Politik

Diskussion der Bürgermeisterkandidaten in Hallein

In Hallein diskutierten Gerhard Anzengruber (ÖVP), Walter Reschreiter (SPÖ), Wilfried Vogl (Grüne) und Johann Feurstein (FPÖ) im Stadtkino zu Themen, die die Gemeinde bewegen.



Ein Fernsehbericht über die vermeintlich sterbende Halleiner Innenstadt, musikalisch unterlegt mit "Spiel mir das Lied vom Tod" - mit diesem Bild will sich keine der fünf Halleiner Parteien identifizieren. Für die Wahl am 9. März hat sich die Opposition das Ziel gesetzt, die Absolute der ÖVP zu brechen - diese hält 15 von 25 Mandaten, die SPÖ kommt auf sechs, FPÖ und Grüne auf je zwei.

Altstadtbelebung als gemeinsames Ziel

Bei der von den SN und der Salzburger Woche veranstalteten Podiumsdiskussion im Halleiner Stadtkino standen aber gemeinsame Anliegen im Vordergrund: Wie soll die Altstadt wirtschaftlich und kulturell belebt werden? Wie können sich Jung und Alt dort wohlfühlen?

Die gemeinsame Linie "steht": Anfang Februar trafen sich die Stadtparteien mit Vertretern des Tourismusverbands und des Vereins "Gemeinsam für Hallein" und einigten sich auf ein Stadtmarketing-Konzept. Gemeindevertreter und Bürgermeisterkandidat Wilfried Vogl (Grüne) sagte, das Bild von der sterbenden Altstadt sei "vollkommen überzogen". Vogl verwies auf Positiv-Beispiele: "Betriebe der Fachhochschule Salzburg werden sich in Hallein ansiedeln, das konnte rasch und unbürokratisch umgesetzt werden."

Fachhochschule als Chance

Bürgermeister Gerhard Anzengruber (ÖVP) schlug in dieselbe Kerbe: "Die Stadt zahlt den FH-Betrieben ein Jahr lang die Miete, das ist eine große Chance." Mithilfe des Altstadtkernfonds sei es zudem gelungen, 18 neue Betriebe in fünf Jahren anzusiedeln. "Das beweist, dass es gehen kann", sagt Anzengruber.

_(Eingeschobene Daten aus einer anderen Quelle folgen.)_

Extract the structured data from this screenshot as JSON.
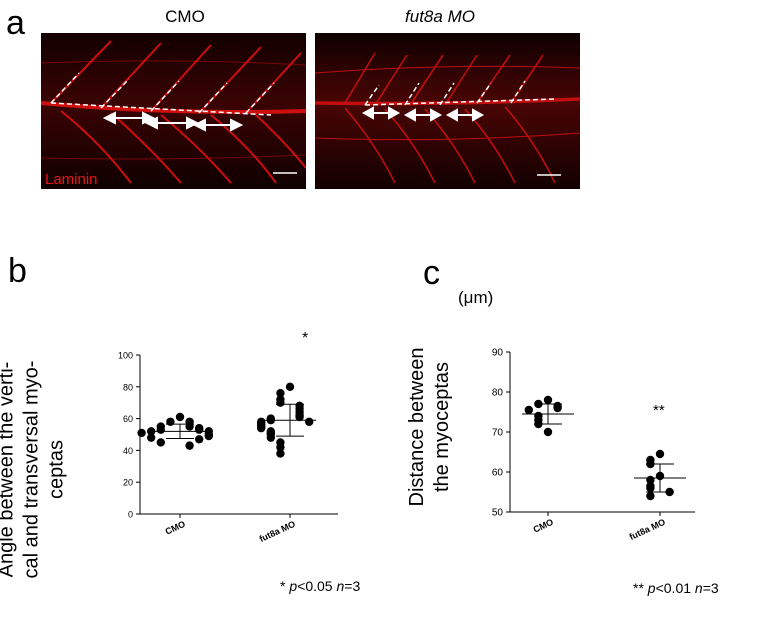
{
  "panel_a": {
    "letter": "a",
    "titles": [
      "CMO",
      "fut8a MO"
    ],
    "stain_label": "Laminin"
  },
  "panel_b": {
    "letter": "b",
    "ylabel_lines": [
      "Angle between the verti-",
      "cal and transversal myo-",
      "ceptas"
    ],
    "significance": "*",
    "footnote": {
      "prefix": "* ",
      "p": "p",
      "p_val": "<0.05 ",
      "n": "n",
      "n_val": "=3"
    }
  },
  "panel_c": {
    "letter": "c",
    "unit": "(μm)",
    "ylabel_lines": [
      "Distance between",
      "the myoceptas"
    ],
    "significance": "**",
    "footnote": {
      "prefix": "** ",
      "p": "p",
      "p_val": "<0.01 ",
      "n": "n",
      "n_val": "=3"
    }
  },
  "chart_data": [
    {
      "type": "scatter",
      "panel": "b",
      "categories": [
        "CMO",
        "fut8a MO"
      ],
      "ylim": [
        0,
        100
      ],
      "yticks": [
        0,
        20,
        40,
        60,
        80,
        100
      ],
      "series": [
        {
          "values": [
            61,
            58,
            58,
            55,
            55,
            54,
            53,
            53,
            52,
            52,
            51,
            50,
            49,
            48,
            47,
            45,
            43
          ]
        },
        {
          "values": [
            80,
            76,
            72,
            70,
            68,
            66,
            64,
            62,
            61,
            60,
            59,
            58,
            58,
            57,
            56,
            55,
            54,
            52,
            51,
            50,
            48,
            45,
            42,
            38
          ]
        }
      ],
      "means": [
        52,
        59
      ],
      "sd": [
        4.5,
        10
      ]
    },
    {
      "type": "scatter",
      "panel": "c",
      "categories": [
        "CMO",
        "fut8a MO"
      ],
      "ylim": [
        50,
        90
      ],
      "yticks": [
        50,
        60,
        70,
        80,
        90
      ],
      "series": [
        {
          "values": [
            78,
            77,
            76.5,
            76,
            75.5,
            74,
            73,
            72,
            70
          ]
        },
        {
          "values": [
            64.5,
            63,
            62,
            59,
            58,
            56.5,
            56,
            55,
            54
          ]
        }
      ],
      "means": [
        74.5,
        58.5
      ],
      "sd": [
        2.5,
        3.5
      ]
    }
  ]
}
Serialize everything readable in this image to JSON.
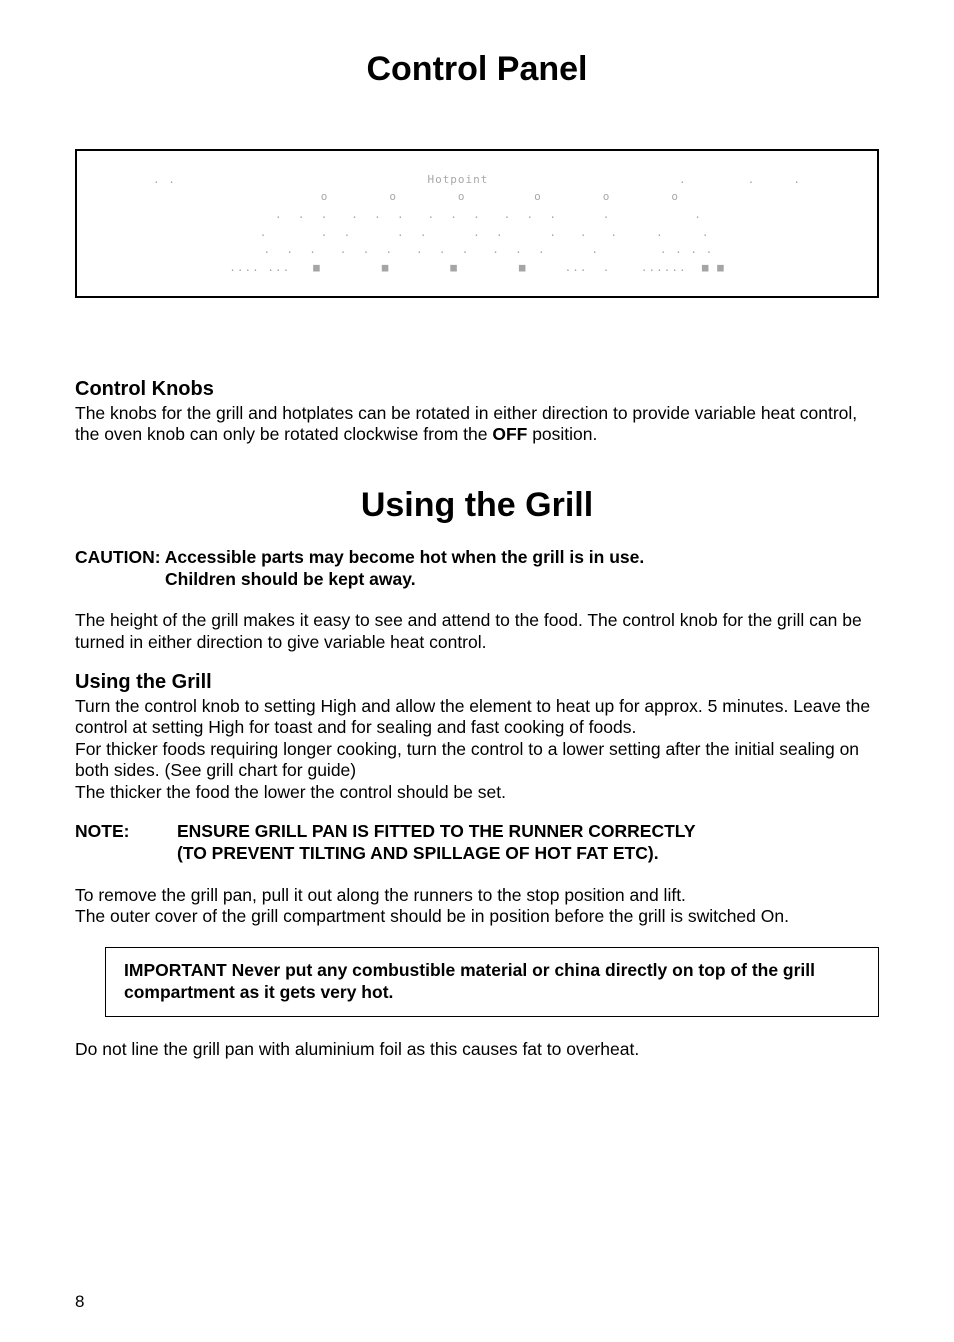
{
  "title": "Control Panel",
  "panel_image": {
    "brand_text": "Hotpoint",
    "ascii_hint": ". .                                 Hotpoint                         .        .     .\n      o        o        o         o        o        o\n   .  .  .   .  .  .   .  .  .   .  .  .      .           .\n  .       .  .      .  .      .  .      .   .   .     .     .\n   .  .  .   .  .  .   .  .  .   .  .  .      .        . . . .\n.... ...   ■        ■        ■        ■     ...  .    ......  ■ ■"
  },
  "control_knobs": {
    "heading": "Control Knobs",
    "text": "The knobs for the grill and hotplates can be rotated in either direction to provide variable heat control, the oven knob can only be rotated clockwise from the ",
    "bold_word": "OFF",
    "text_after": " position."
  },
  "using_grill_title": "Using the Grill",
  "caution": {
    "label": "CAUTION:",
    "line1_rest": " Accessible parts may become hot when the grill is in use.",
    "line2": "Children should  be kept away."
  },
  "grill_intro": "The height of the grill makes it easy to see and attend to the food. The control knob for the grill can be turned in either direction to give variable heat control.",
  "using_grill_section": {
    "heading": "Using the Grill",
    "body": "Turn the control knob to setting High and allow the element to heat up for approx. 5 minutes. Leave the control at setting High for toast and for sealing and fast cooking of foods.\nFor thicker foods requiring longer cooking, turn the control to a lower setting after the initial sealing on both sides. (See grill chart for guide)\nThe thicker the food the lower the control should be set."
  },
  "note": {
    "label": "NOTE:",
    "line1": "ENSURE GRILL PAN IS FITTED TO THE RUNNER CORRECTLY",
    "line2": "(TO PREVENT TILTING AND SPILLAGE OF HOT FAT ETC)."
  },
  "remove_text": "To remove the grill pan, pull it out along the runners to the stop  position and lift.\nThe outer cover of the grill compartment should be in position before the grill is switched On.",
  "important_box": "IMPORTANT Never put any combustible material or china directly on top of the grill compartment as it gets very hot.",
  "foil_text": "Do not line the grill pan with aluminium foil as this causes fat to overheat.",
  "page_number": "8"
}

Handlungsbedarf sehe er im Bereich der nördlichen Stadteinfahrt, dort herrsche "Dornröschenschlaf". Der Stadtchef sagte, er verspreche sich Impulse vom dort geplanten Wohnprojekt "Neues Ufer". Zudem müsse man mit den Besitzern der leer stehenden Altstadtgebäude reden und sie für die Sanierung begeistern.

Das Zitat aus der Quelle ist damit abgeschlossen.